Foam Lake Birding No. 115


Bo. 115

As of this writing only a few transients have arrived and even those have been scarce, except for the juncos. With that being said there were two Fox Sparrows, uncommon birds to say the least, in our backyard last week that I had seen only once before and that was in the spring of 1996. Yet, they are common in the Boreal Forest not very far from us. How come, then, we do not see more of them in our yards in the spring along with the rest of the transients?

The answer lies in the way in which birds migrate. Birds like Mallard Ducks, Robins and White Throated Sparrows fly a few hundred kilometres and then stop for a few days and get ready for the next short hop. Other birds like the Ruby Throated Hummingbird, many warblers and terns fly very long distances without a break. The Fox Sparrow belongs to the latter group. It does not go that far south in the winter, but once it decides to migrate it takes off and does not stop until it reaches its destination. In other words, it will spend the winter in a place like Kentucky and once it decides to migrate it will fly non-stop from there to the Boreal Forest in Canada over-flying places like Foam Lake.
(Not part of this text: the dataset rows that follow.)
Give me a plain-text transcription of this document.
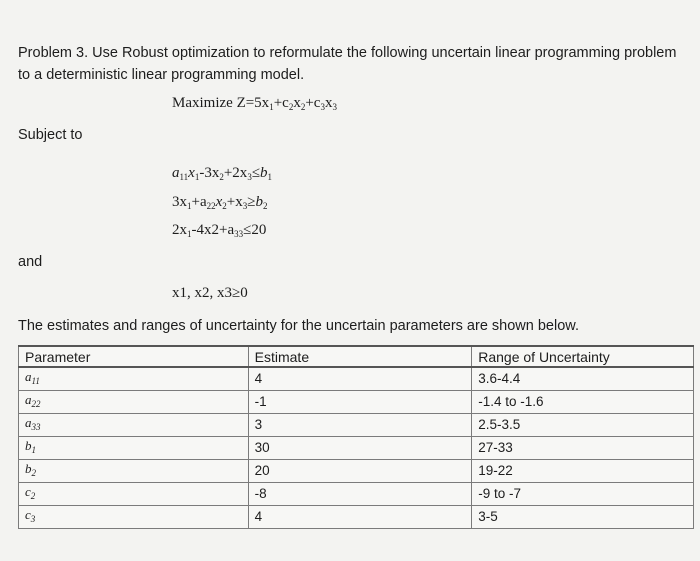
Problem 3. Use Robust optimization to reformulate the following uncertain linear programming problem to a deterministic linear programming model.
Maximize $Z=5x_1+c_2x_2+c_3x_3$
Subject to
$a_{11}x_1-3x_2+2x_3\le b_1$
$3x_1+a_{22}x_2+x_3\ge b_2$
$2x_1-4x2+a_{33}\le 20$
and
x1, x2, x3≥0
The estimates and ranges of uncertainty for the uncertain parameters are shown below.
Parameter	Estimate	Range of Uncertainty
$a_{11}$	4	3.6-4.4
$a_{22}$	-1	-1.4 to -1.6
$a_{33}$	3	2.5-3.5
$b_1$	30	27-33
$b_2$	20	19-22
$c_2$	-8	-9 to -7
$c_3$	4	3-5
Occasionally, during migration, birds run into very bad weather making flight impossible thus forcing them to land in places where they normally do not. This what happened this year to the Fox Sparrow. I do not wish any harm to the Fox Sparrows but in a way I am glad that the weather turned bad and forced them to land thus providing me with a chance to observe them.

The Fox Sparrow looks much like any sparrow - a brown and whitish streaked bird, except for rusty red upper parts especially the tail. The very noticeable difference is in its behaviour. All sparrows like to scratch about in leaf litter but the Fox Sparrow carries it to extremes. Under gooseberry, currant and raspberry bushes it just lets fly with debris being scattered in all directions. It gives the impression that something supernatural is happening until the bird is seen. It then moves over a few inches and repeats the performance. Then, without warning, it will dart across to the next nearest shrub and start all over again. Usually, a birder sees the flying debris first and then the Fox Sparrow.

This week's picture was taken two weeks ago of one of the aforementioned Fox Sparrows under our Black Currant bush scratching like the dickens. I wanted to get it into the open where I could get a better shot of it but its quick movements made that impossible. Perhaps if it had stayed around a little longer than the two days that we saw it I might have gotten a better photo but this one will have to do. Unfortunately, it is too late to see them this year but there is always next year. Next year has arrived.